Cuando le propusieron traducir "Nine"
del inglés al español y manejar las
relaciones interpersonales con directores que llegaban
de Inglaterra a Buenos Aires, sintió que
las dos carreras se unían en un mismo punto.
Al principio sólo se trató de traducir
y poco a poco fue cubriendo roles de asistencia
al coreógrafo y al director. Finalmente,
terminó como director residente de la obra
en Buenos Aires. A esa altura, Gustavo Zajac se
hacía cargo del cuidado cotidiano de "Nine",
pieza que se basa en la famosa película de
Federico Fellini "8 1/2".
Hoy es coreógrafo asistente de Jonathan
Butterell en esta reposición de la obra
en los escenarios de Broadway. Los protagonistas:
Antonio Banderas, la inefable Chita Rivera, y
un elenco de reconocidos artistas. El estreno
fue el 10 de abril en el Eugene ONeill Theatre.
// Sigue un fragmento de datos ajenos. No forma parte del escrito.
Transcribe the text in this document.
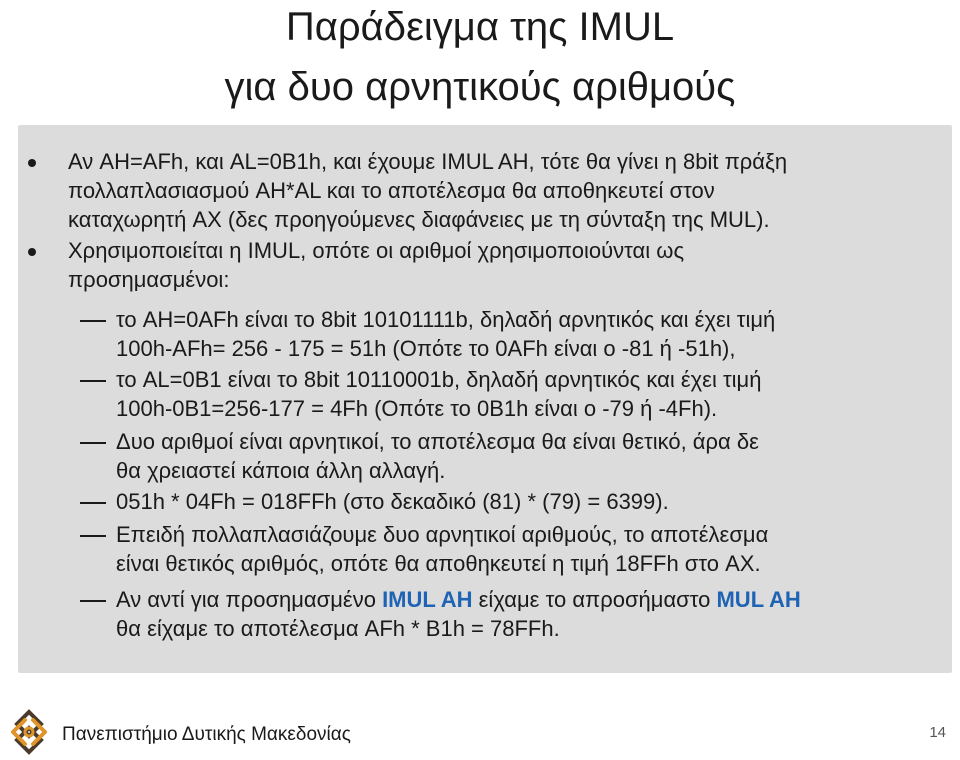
Παράδειγμα της IMUL
για δυο αρνητικούς αριθμούς
Αν AH=AFh, και AL=0B1h, και έχουμε IMUL AH, τότε θα γίνει η 8bit πράξη
πολλαπλασιασμού AH*AL και το αποτέλεσμα θα αποθηκευτεί στον
καταχωρητή AX (δες προηγούμενες διαφάνειες με τη σύνταξη της MUL).
Χρησιμοποιείται η IMUL, οπότε οι αριθμοί χρησιμοποιούνται ως
προσημασμένοι:
το AH=0AFh είναι το 8bit 10101111b, δηλαδή αρνητικός και έχει τιμή
100h-AFh= 256 - 175 = 51h (Οπότε το 0AFh είναι ο -81 ή -51h),
το AL=0B1 είναι το 8bit 10110001b, δηλαδή αρνητικός και έχει τιμή
100h-0B1=256-177 = 4Fh (Οπότε το 0B1h είναι ο -79 ή -4Fh).
Δυο αριθμοί είναι αρνητικοί, το αποτέλεσμα θα είναι θετικό, άρα δε
θα χρειαστεί κάποια άλλη αλλαγή.
051h * 04Fh = 018FFh (στο δεκαδικό (81) * (79) = 6399).
Επειδή πολλαπλασιάζουμε δυο αρνητικοί αριθμούς, το αποτέλεσμα
είναι θετικός αριθμός, οπότε θα αποθηκευτεί η τιμή 18FFh στο AX.
Αν αντί για προσημασμένο IMUL AH είχαμε το απροσήμαστο MUL AH
θα είχαμε το αποτέλεσμα AFh * B1h = 78FFh.
Πανεπιστήμιο Δυτικής Μακεδονίας	14
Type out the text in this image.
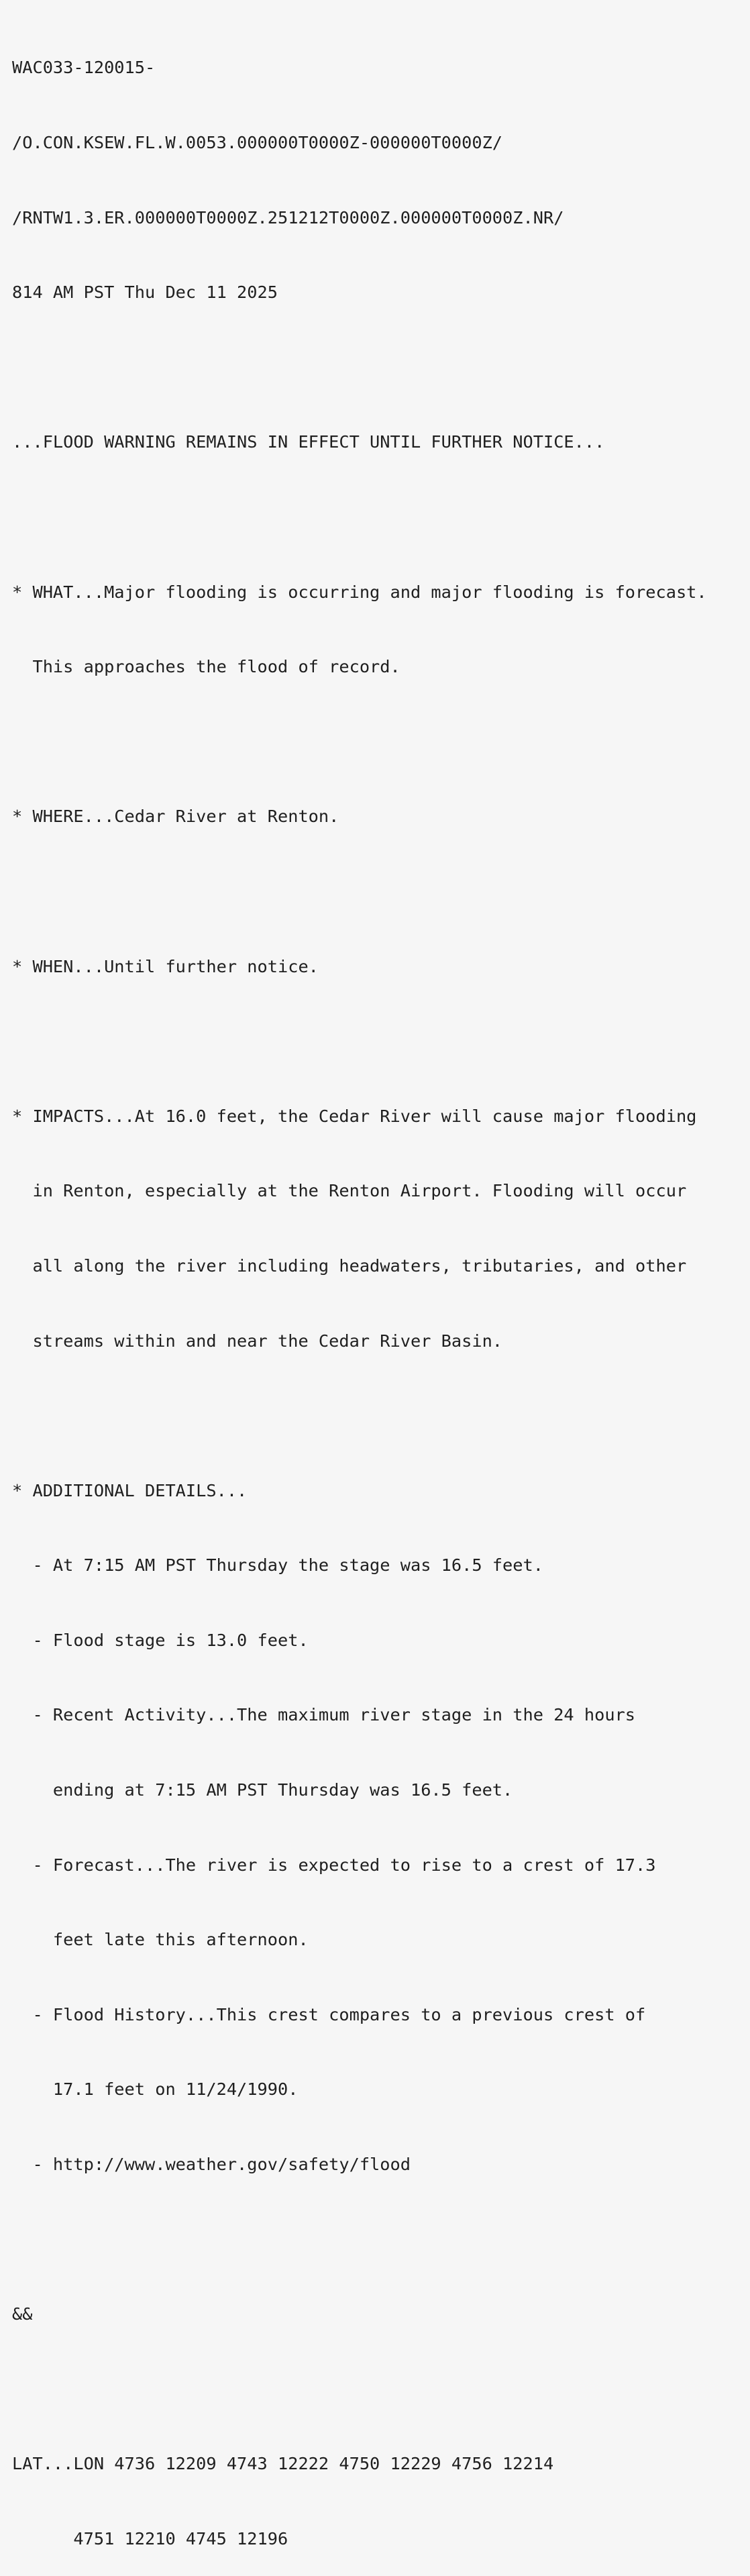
WAC033-120015-

/O.CON.KSEW.FL.W.0053.000000T0000Z-000000T0000Z/

/RNTW1.3.ER.000000T0000Z.251212T0000Z.000000T0000Z.NR/

814 AM PST Thu Dec 11 2025

...FLOOD WARNING REMAINS IN EFFECT UNTIL FURTHER NOTICE...

* WHAT...Major flooding is occurring and major flooding is forecast.

This approaches the flood of record.

* WHERE...Cedar River at Renton.

* WHEN...Until further notice.

* IMPACTS...At 16.0 feet, the Cedar River will cause major flooding

in Renton, especially at the Renton Airport. Flooding will occur

all along the river including headwaters, tributaries, and other

streams within and near the Cedar River Basin.

* ADDITIONAL DETAILS...

- At 7:15 AM PST Thursday the stage was 16.5 feet.

- Flood stage is 13.0 feet.

- Recent Activity...The maximum river stage in the 24 hours

ending at 7:15 AM PST Thursday was 16.5 feet.

- Forecast...The river is expected to rise to a crest of 17.3

feet late this afternoon.

- Flood History...This crest compares to a previous crest of

17.1 feet on 11/24/1990.

- http://www.weather.gov/safety/flood

&&

LAT...LON 4736 12209 4743 12222 4750 12229 4756 12214

4751 12210 4745 12196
Zajac se ocupó de la preparación
corporal y coreográfica de actores y bailarines
de esta puesta dirigida por David Leveaux sobre
un guión de Kevin Stites.
Zajac, quien alguna vez soñó con
llegar a Broadway, a los 9 años comenzó
a estudiar danzas folklóricas israelíes
en una escuela judía, dado el origen de
su familia. A los 14, se inició en danza
clásica y a los 18, el jazz capturó
su vida. En esta nueva puesta de "Nine",
el coreógrafo, bailarín y maestro
argentino se sumerge en el proceso creativo de
la puesta, lo cual implica rearmar la obra sin
dejar de lado el espíritu original de su
primera puesta en Londres. "Lo más
importante de esta obra es la historia comenta
Zajac, no importa si es con coreografía
o con palabras o con canciones. La historia es
la vida de este hombre que está rodeado
de mujeres y que, en realidad, no puede amar a
ninguna porque ama a todas. Lo singular de Nine
es que toda la obra está coreografiada,
si bien hay dos o tres cuadros que son de baile
específicamente."
Danza: ¿En
qué se diferencia esta obra de cualquier
otro musical?
Gustavo Zajac: Tiene una historia, profunda,
comprometida, una historia dolorosa y además,
tiene un tipo de lenguaje que no es lineal y que
al mismo tiempo se conjugan distintos tiempos,
se mezcla el pasado con el presente en forma permanente
y hay que estar muy atento porque no es tan fácil
de poder seguir el argumento. Creo que el espectador
es llevado a otro tiempo y a otro momento, sin
ser avisado previamente.
D: ¿De
qué manera te impactó trabajar en
Broadway?
GZ: Lo principal en esta carrera de ser
coreógrafo y director es que es muy difícil
encontrar un marco académico para una profesión
como esta, si bien es cierto que hay universidades
que ofrecen títulos. Sin embargo, eso no
necesariamente implica que podrán ejercer
la profesión. Si bien estudié en
la universidad, no estudie para ser director de
teatro, pero lo importante es que uno pueda llevar
adelante el trabajo como un aprendiz. Así
como el carpintero aprende del carpintero mayor.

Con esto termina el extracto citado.